With the maquette described in yesterday's post, I went outside and set it up on a piece of filmmaker's grip equipment called a C-stand. Now I could experiment both with different angles and different light directions and see exactly what was happening with the shadows.
I found some very tiny leaves and put them in the dinosaur's mouth. I wanted to see real leaves to study the transmitted light. I also went to a botanical garden to photograph magnolia leaves, and used those leaf shapes for reference.
Here's the final painting in oil on illustration board. I concentrated detail and dark accents around the eye and the tongue, which in the maquette is curling back to grab the leaves.

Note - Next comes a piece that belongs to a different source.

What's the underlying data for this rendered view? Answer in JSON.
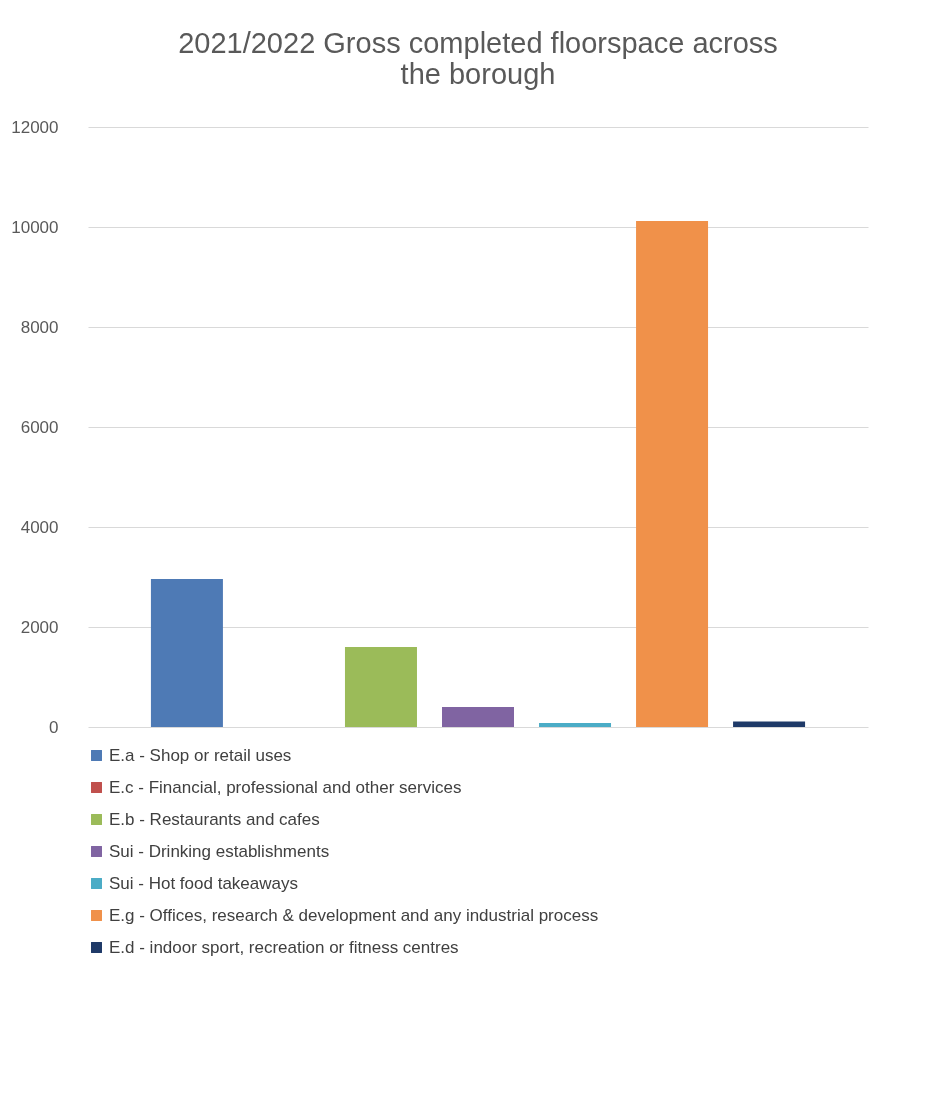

The far forest goes way out of focus to subconsciously suggest that this is a wildlife photo. Technically I handled this with white nylon flat brushes after a bristle block-in.
Shallow depth of field is common in wildlife photographs because they are usually shot with telephoto lenses, which have a very narrow focal plane.
I also used an effect called "bokeh," which I haven't really defined yet on the blog. Bokeh (Wikipedia explanation here) is that cool photographic effect where far away bright highlights or sky holes become circles that increase in size with distance.
Even though I'm a traditional painter, I'm using a lot of photographic effects here quite deliberately to create a photographic impression and to blend the images naturally in Ranger Rick. Although I used those effects, I didn't trace the reference photos because there were a million ways I wanted to improve on them.
A lot of what I've learned about light and color and vision has come from my conversations with professional photographers, who think about imagemaking a little differently than artists usually do. Hope all this stuff isn't too dry and technical.
I'll be heading into New York City today for the Spectrum opening and Art Out Loud, so probably won't post tomorrow.